Furman, who came to study at Rice in 2015, was stunned to discover that little research had been done on the community’s history. He began digging, which led to a book project, which led to the formation of the archive.
At first, the archive — funded by a grant from the Stanford and Joan Alexander Foundation and the National Endowment for the Humanities — was envisioned as an oral history of Jewish life. Then Harvey hit, shifting the focus of the project.
The archive, which will be open for research and viewing to the public July 1, now contains dozens of donated and acquired items that offer a glimpse into Jewish life in Houston from a time past, from an era receding from living memory.

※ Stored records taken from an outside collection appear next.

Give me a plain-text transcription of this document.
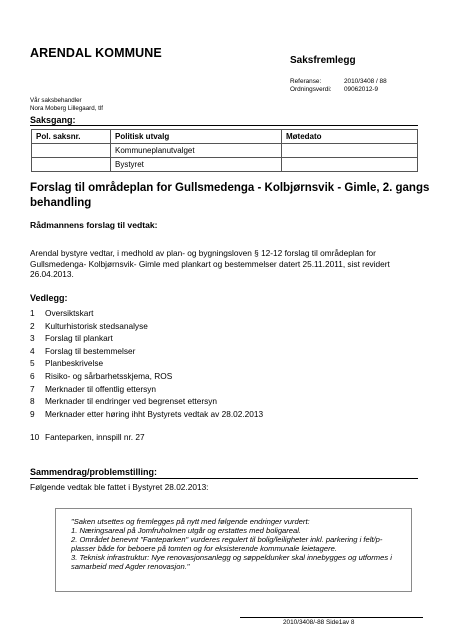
ARENDAL KOMMUNE
Saksfremlegg
Referanse:	2010/3408 / 88
Ordningsverdi: 09062012-9
Vår saksbehandler
Nora Moberg Lillegaard, tlf
Saksgang:
Pol. saksnr.	Politisk utvalg	Møtedato
	Kommuneplanutvalget	
	Bystyret	
Forslag til områdeplan for Gullsmedenga - Kolbjørnsvik - Gimle, 2. gangs behandling
Rådmannens forslag til vedtak:
Arendal bystyre vedtar, i medhold av plan- og bygningsloven § 12-12 forslag til områdeplan for Gullsmedenga- Kolbjørnsvik- Gimle med plankart og bestemmelser datert 25.11.2011, sist revidert 26.04.2013.
Vedlegg:
1 Oversiktskart
2 Kulturhistorisk stedsanalyse
3 Forslag til plankart
4 Forslag til bestemmelser
5 Planbeskrivelse
6 Risiko- og sårbarhetsskjema, ROS
7 Merknader til offentlig ettersyn
8 Merknader til endringer ved begrenset ettersyn
9 Merknader etter høring ihht Bystyrets vedtak av 28.02.2013
10 Fanteparken, innspill nr. 27
Sammendrag/problemstilling:
Følgende vedtak ble fattet i Bystyret 28.02.2013:
"Saken utsettes og fremlegges på nytt med følgende endringer vurdert:
1. Næringsareal på Jomfruholmen utgår og erstattes med boligareal.
2. Området benevnt "Fanteparken" vurderes regulert til bolig/leiligheter inkl. parkering i felt/p-plasser både for beboere på tomten og for eksisterende kommunale leietagere.
3. Teknisk infrastruktur: Nye renovasjonsanlegg og søppeldunker skal innebygges og utformes i samarbeid med Agder renovasjon."
2010/3408/-88 Side1av 8
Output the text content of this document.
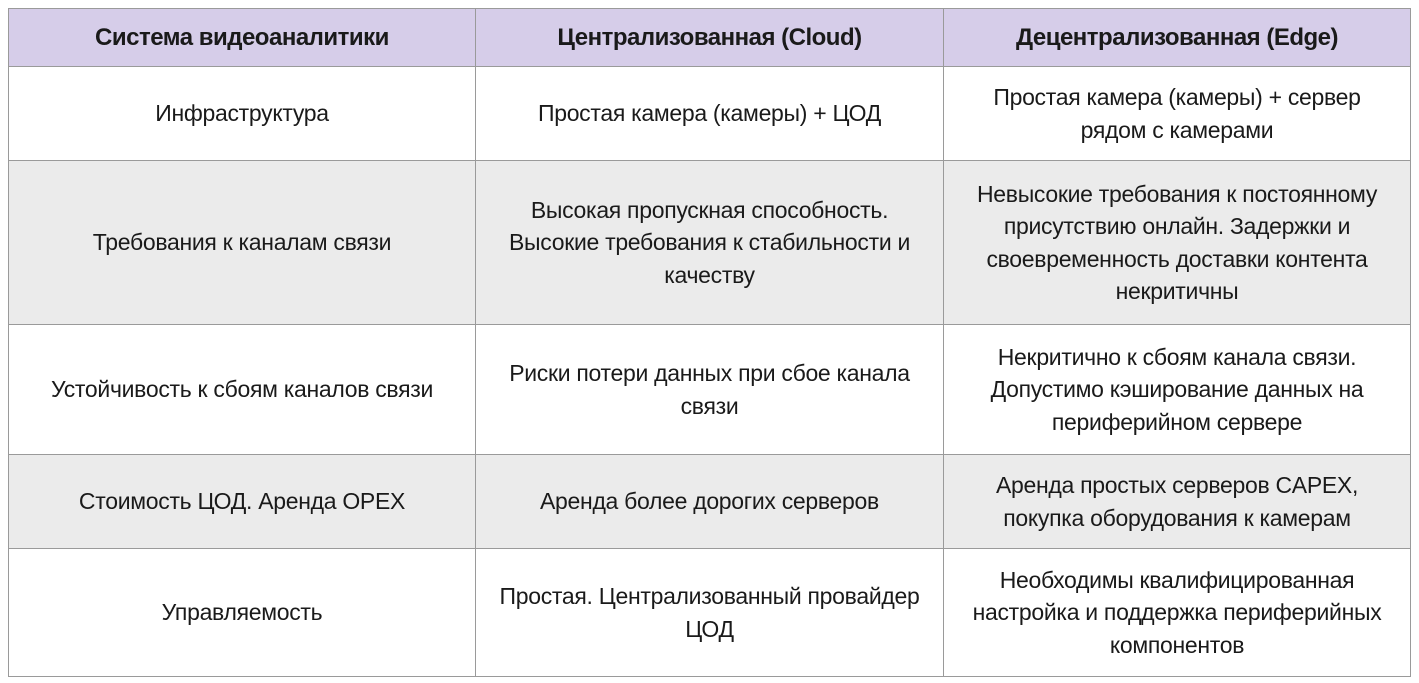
Система видеоаналитики	Централизованная (Cloud)	Децентрализованная (Edge)
Инфраструктура	Простая камера (камеры) + ЦОД	Простая камера (камеры) + сервер рядом с камерами
Требования к каналам связи	Высокая пропускная способность. Высокие требования к стабильности и качеству	Невысокие требования к постоянному присутствию онлайн. Задержки и своевременность доставки контента некритичны
Устойчивость к сбоям каналов связи	Риски потери данных при сбое канала связи	Некритично к сбоям канала связи. Допустимо кэширование данных на периферийном сервере
Стоимость ЦОД. Аренда OPEX	Аренда более дорогих серверов	Аренда простых серверов CAPEX, покупка оборудования к камерам
Управляемость	Простая. Централизованный провайдер ЦОД	Необходимы квалифицированная настройка и поддержка периферийных компонентов
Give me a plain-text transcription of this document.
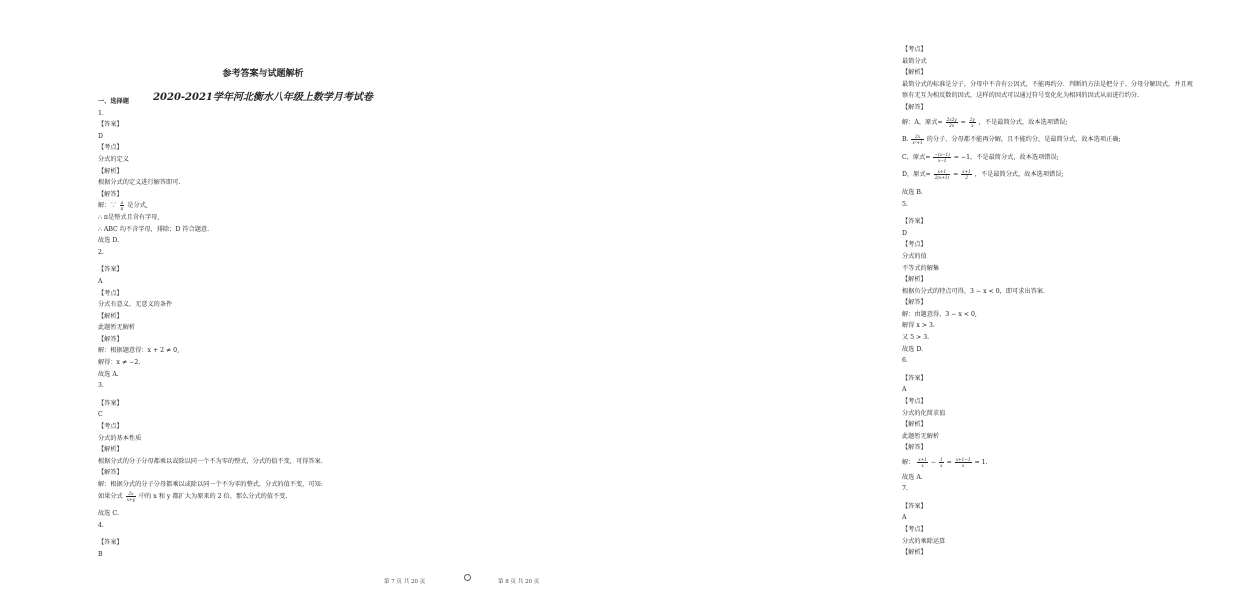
参考答案与试题解析
2020-2021学年河北衡水八年级上数学月考试卷
一、选择题
1.
【答案】
D
【考点】
分式的定义
【解析】
根据分式的定义进行解答即可.
【解答】
解：∵ $\frac{a}{\pi}$ 是分式,
∴ π是整式且含有字母,
∴ ABC 均不含字母，排除；D 符合题意.
故选 D.
2.
【答案】
A
【考点】
分式有意义、无意义的条件
【解析】
此题暂无解析
【解答】
解：根据题意得：x + 2 ≠ 0,
解得：x ≠ −2.
故选 A.
3.
【答案】
C
【考点】
分式的基本性质
【解析】
根据分式的分子分母都乘以或除以同一个不为零的整式，分式的值不变，可得答案.
【解答】
解：根据分式的分子分母都乘以或除以同一个不为零的整式，分式的值不变，可知:
如果分式 $\frac{2x}{x+y}$ 中的 x 和 y 都扩大为原来的 2 倍，那么分式的值不变.
故选 C.
4.
【答案】
B
【考点】
最简分式
【解析】
最简分式的标准是分子，分母中不含有公因式，不能再约分．判断的方法是把分子、分母分解因式，并且观
察有无互为相反数的因式，这样的因式可以通过符号变化化为相同的因式从而进行约分.
【解答】
解：A，原式= $\frac{2x2y}{2x} = \frac{2y}{x}$ ，不是最简分式，故本选项错误;
B. $\frac{2x}{\text{x²+1}}$ 的分子、分母都不能再分解，且不能约分，是最简分式，故本选项正确;
C，原式= $\frac{-(x-1)}{x-1} = -1$，不是最简分式，故本选项错误;
D，原式= $\frac{x+1}{2(x+1)} = \frac{x+1}{2}$ ，不是最简分式，故本选项错误;
故选 B.
5.
【答案】
D
【考点】
分式的值
不等式的解集
【解析】
根据负分式的特点可得，3 − x < 0，即可求出答案.
【解答】
解：由题意得，3 − x < 0,
解得 x > 3.
又 5 > 3.
故选 D.
6.
【答案】
A
【考点】
分式的化简求值
【解析】
此题暂无解析
【解答】
解： $\frac{x+1}{x} - \frac{1}{x} = \frac{x+1-1}{x} = 1$.
故选 A.
7.
【答案】
A
【考点】
分式的乘除运算
【解析】
第 7 页 共 20 页	第 8 页 共 20 页
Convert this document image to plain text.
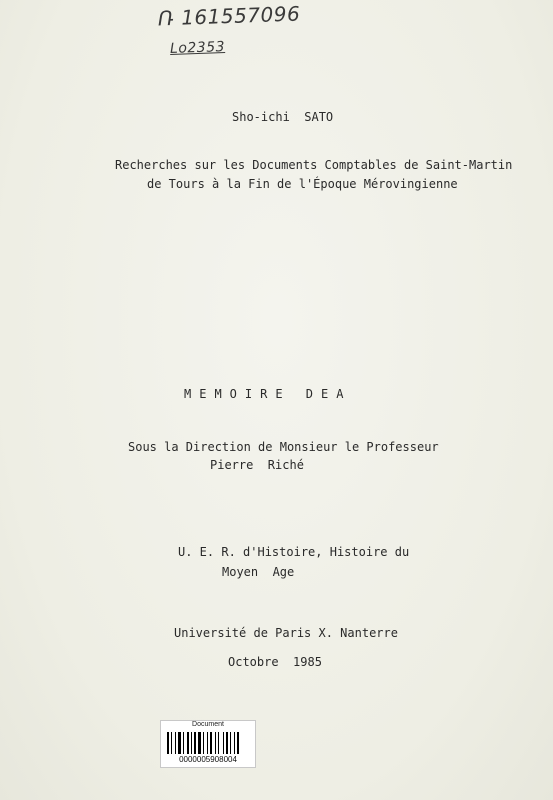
Ռ 161557096
Lo2353
Sho-ichi  SATO
Recherches sur les Documents Comptables de Saint-Martin
de Tours à la Fin de l'Époque Mérovingienne
MEMOIRE DEA
Sous la Direction de Monsieur le Professeur
Pierre  Riché
U. E. R. d'Histoire, Histoire du
Moyen  Age
Université de Paris X. Nanterre
Octobre  1985
Document
0000005908004
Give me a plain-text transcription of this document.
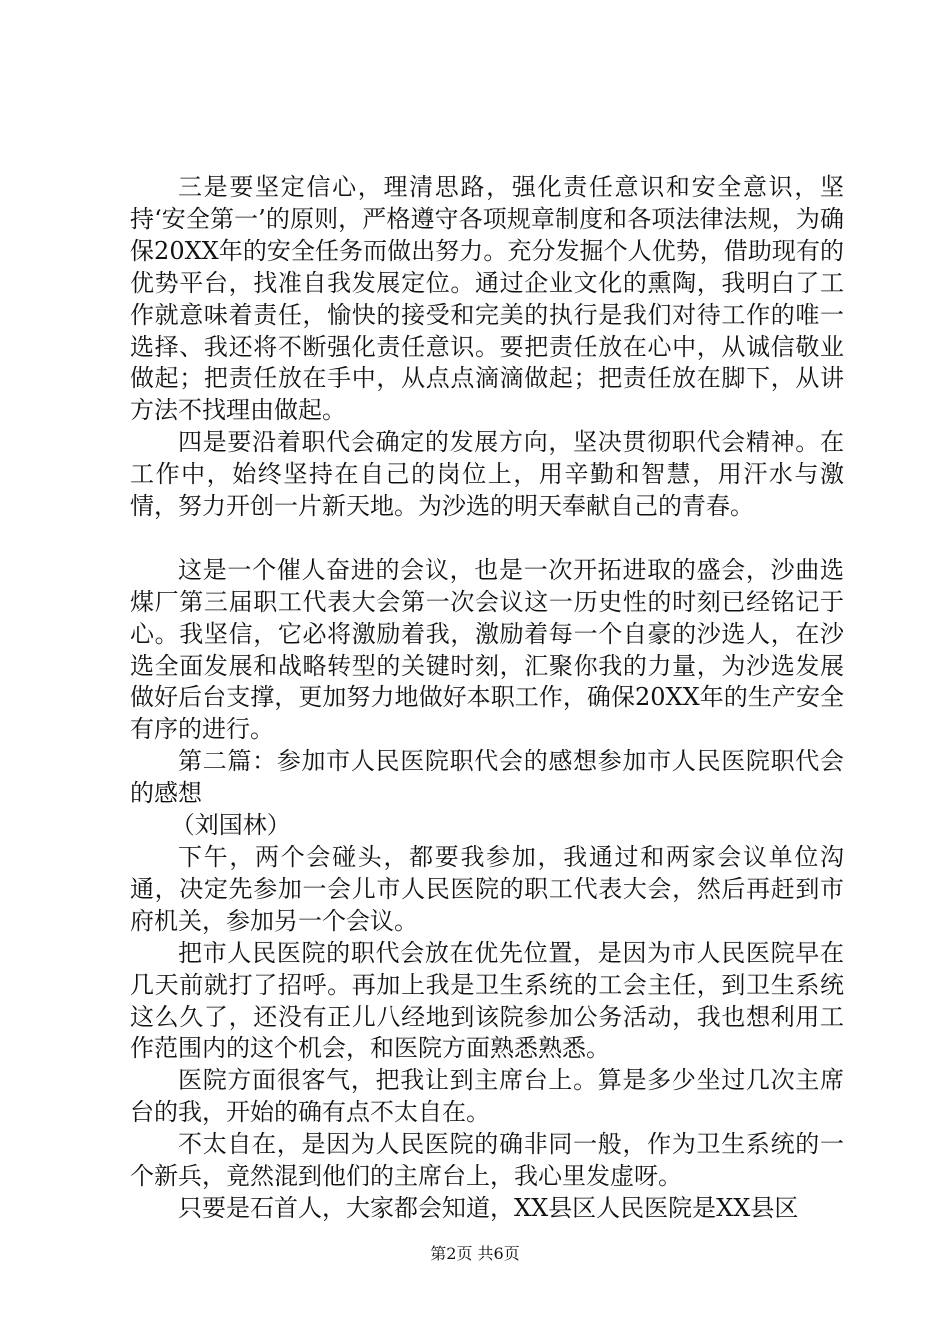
三是要坚定信心，理清思路，强化责任意识和安全意识，坚持‘安全第一’的原则，严格遵守各项规章制度和各项法律法规，为确保20XX年的安全任务而做出努力。充分发掘个人优势，借助现有的优势平台，找准自我发展定位。通过企业文化的熏陶，我明白了工作就意味着责任，愉快的接受和完美的执行是我们对待工作的唯一选择、我还将不断强化责任意识。要把责任放在心中，从诚信敬业做起；把责任放在手中，从点点滴滴做起；把责任放在脚下，从讲方法不找理由做起。

四是要沿着职代会确定的发展方向，坚决贯彻职代会精神。在工作中，始终坚持在自己的岗位上，用辛勤和智慧，用汗水与激情，努力开创一片新天地。为沙选的明天奉献自己的青春。

这是一个催人奋进的会议，也是一次开拓进取的盛会，沙曲选煤厂第三届职工代表大会第一次会议这一历史性的时刻已经铭记于心。我坚信，它必将激励着我，激励着每一个自豪的沙选人，在沙选全面发展和战略转型的关键时刻，汇聚你我的力量，为沙选发展做好后台支撑，更加努力地做好本职工作，确保20XX年的生产安全有序的进行。

第二篇：参加市人民医院职代会的感想参加市人民医院职代会的感想

（刘国林）

下午，两个会碰头，都要我参加，我通过和两家会议单位沟通，决定先参加一会儿市人民医院的职工代表大会，然后再赶到市府机关，参加另一个会议。

把市人民医院的职代会放在优先位置，是因为市人民医院早在几天前就打了招呼。再加上我是卫生系统的工会主任，到卫生系统这么久了，还没有正儿八经地到该院参加公务活动，我也想利用工作范围内的这个机会，和医院方面熟悉熟悉。

医院方面很客气，把我让到主席台上。算是多少坐过几次主席台的我，开始的确有点不太自在。

不太自在，是因为人民医院的确非同一般，作为卫生系统的一个新兵，竟然混到他们的主席台上，我心里发虚呀。

只要是石首人，大家都会知道，XX县区人民医院是XX县区

第2页 共6页
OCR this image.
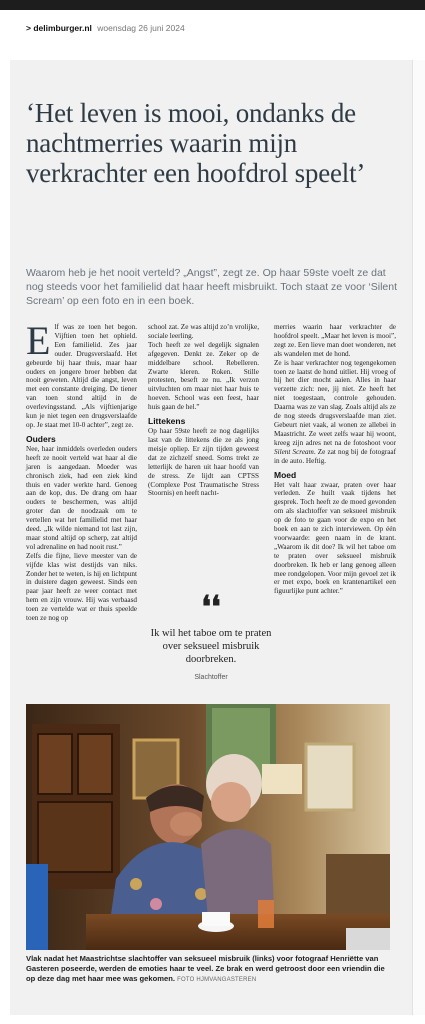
> delimburger.nl woensdag 26 juni 2024
‘Het leven is mooi, ondanks de nachtmerries waarin mijn verkrachter een hoofdrol speelt’

Waarom heb je het nooit verteld? „Angst”, zegt ze. Op haar 59ste voelt ze dat nog steeds voor het familielid dat haar heeft misbruikt. Toch staat ze voor ‘Silent Scream’ op een foto en in een boek.

Elf was ze toen het begon. Vijftien toen het ophield. Een familielid. Zes jaar ouder. Drugsverslaafd. Het gebeurde bij haar thuis, maar haar ouders en jongere broer hebben dat nooit geweten. Altijd die angst, leven met een constante dreiging. De tiener van toen stond altijd in de overlevingsstand. „Als vijftienjarige kun je niet tegen een drugsverslaafde op. Je staat met 10-0 achter”, zegt ze.
Ouders
Nee, haar inmiddels overleden ouders heeft ze nooit verteld wat haar al die jaren is aangedaan. Moeder was chronisch ziek, had een ziek kind thuis en vader werkte hard. Genoeg aan de kop, dus. De drang om haar ouders te beschermen, was altijd groter dan de noodzaak om te vertellen wat het familielid met haar deed. „Ik wilde niemand tot last zijn, maar stond altijd op scherp, zat altijd vol adrenaline en had nooit rust.”
Zelfs die fijne, lieve meester van de vijfde klas wist destijds van niks. Zonder het te weten, is hij en lichtpunt in duistere dagen geweest. Sinds een paar jaar heeft ze weer contact met hem en zijn vrouw. Hij was verbaasd toen ze vertelde wat er thuis speelde toen ze nog op
school zat. Ze was altijd zo’n vrolijke, sociale leerling.
Toch heeft ze wel degelijk signalen afgegeven. Denkt ze. Zeker op de middelbare school. Rebelleren. Zwarte kleren. Roken. Stille protesten, beseft ze nu. „Ik verzon uitvluchten om maar niet haar huis te hoeven. School was een feest, haar huis gaan de hel.”
Littekens
Op haar 59ste heeft ze nog dagelijks last van de littekens die ze als jong meisje opliep. Er zijn tijden geweest dat ze zichzelf sneed. Soms trekt ze letterlijk de haren uit haar hoofd van de stress. Ze lijdt aan CPTSS (Complexe Post Traumatische Stress Stoornis) en heeft nacht-
❛❛
Ik wil het taboe om te praten over seksueel misbruik doorbreken.
Slachtoffer
merries waarin haar verkrachter de hoofdrol speelt. „Maar het leven is mooi”, zegt ze. Een lieve man doet wonderen, net als wandelen met de hond.
Ze is haar verkrachter nog tegengekomen toen ze laatst de hond uitliet. Hij vroeg of hij het dier mocht aaien. Alles in haar verzette zich: nee, jij niet. Ze heeft het niet toegestaan, controle gehouden. Daarna was ze van slag. Zoals altijd als ze de nog steeds drugsverslaafde man ziet. Gebeurt niet vaak, al wonen ze allebei in Maastricht. Ze weet zelfs waar hij woont, kreeg zijn adres net na de fotoshoot voor Silent Scream. Ze zat nog bij de fotograaf in de auto. Heftig.
Moed
Het valt haar zwaar, praten over haar verleden. Ze huilt vaak tijdens het gesprek. Toch heeft ze de moed gevonden om als slachtoffer van seksueel misbruik op de foto te gaan voor de expo en het boek en aan te zich interviewen. Op één voorwaarde: geen naam in de krant. „Waarom ik dit doe? Ik wil het taboe om te praten over seksueel misbruik doorbreken. Ik heb er lang genoeg alleen mee rondgelopen. Voor mijn gevoel zet ik er met expo, boek en krantenartikel een figuurlijke punt achter.”

Vlak nadat het Maastrichtse slachtoffer van seksueel misbruik (links) voor fotograaf Henriëtte van Gasteren poseerde, werden de emoties haar te veel. Ze brak en werd getroost door een vriendin die op deze dag met haar mee was gekomen. FOTO HJMVANGASTEREN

It is a treasure trove, stored in gray Hollinger boxes and filed on shelves in the vast archives in the Woodson Research Center at Fondren Library. There’s a scrapbook from a member of Rice’s first entering class, in 1912, who went on to become a lawyer and a founder of Temple Emmanuel. Inside the book, which bursts with old photographs and flyers from student events, an old Purim invitation is adorned with a Zionist flag, decades before the founding of Israel. Weekly bulletins from the 1940s contain information about Bible readings and picnics at Shearith Israel, a long-defunct synagogue in Wharton.
A notebook, with meticulous jottings in “immaculate Yiddish,” may be the last trace of Rodfei Sholom, a temple in Fifth Ward that existed for only about 15 years in the late 1920s and into the 1930s. On one page, a notation — the only passage in English — authorizes congregation members to purchase sacramental wine. It was written in March 1930, during Prohibition.
A scrapbook from a Jewish high school fraternity captures the lives of Jewish teens in the 1960s. It includes a playbill from a Bellaire High School theater production featuring actor Dennis Quaid and “West Wing” producer-director Tommy Schlamme.
There are photographs from the Jewish Community Center, salvaged from Harvey because they were in a storage closet on the third floor. Credit cards from Jewishowned department stores. Vinyl recordings of synagogue cantors.
But Furman and Kean know there is so much more out there, so much more that belongs in the archive. In attic corners and old boxes. Tossed in dresser drawers or locked in storage units. Some cherished, some in danger of being relegated to the trash heap.
“We always tell people to donate their records and their photographs to Rice University,” said Furman, who will be the archive’s inaugural director. “If it’s here, it’s safe. It’ll be well cared for, it will be preserved, and it will be accessible.”
That is just “Archives 101,” said Kean, who refers to the warren of shelves and boxes as her home. “You have to protect the things. You have to share the things. You have to respect the donor’s wishes.”
And, for the most part, Kean says, you have to depend on the community.
Banner moment
That takes us back to the banner, which came to Furman and Kean, as many of their acquisitions have, through word of mouth.
They are still in awe of this find, still moved to tears by what it represents.
Made in 1942, the flag was a tribute to Beth Jacob members who served in the military during that time. Four gold stars denote those killed in duty. Each name represents a fragment of the community’s past.
Some of those listed have descendants still living in Houston. Others graduated from Rice or have a Rice connection. One is Rice alumni Haskell Sheinberg, Class of ’41, a chemical engineer who worked on the Manhattan Project.
After hearing about the archive, the daughter of the man who rescued the banner contacted Furman in October and asked if he was interested in adding it to the collection. He was.
A mention of the banner in a story in the Jewish Herald-Voice, in turn, led to an email from the nephew of a 1928 Rice graduate who fought in World War II.
“He served in Italy. He died young. He doesn’t have children. I don’t have children. I’m the last one,” the message to Furman said. “And I have all his World War II stuff. Do you want it?” He did.
Furman raced to the man’s house and collected a bounty of documents and photos. Then he made another discovery: The uncle’s name was Hyman Rosenzweig — one of the names on the banner.
Another piece of the puzzle tumbling into place.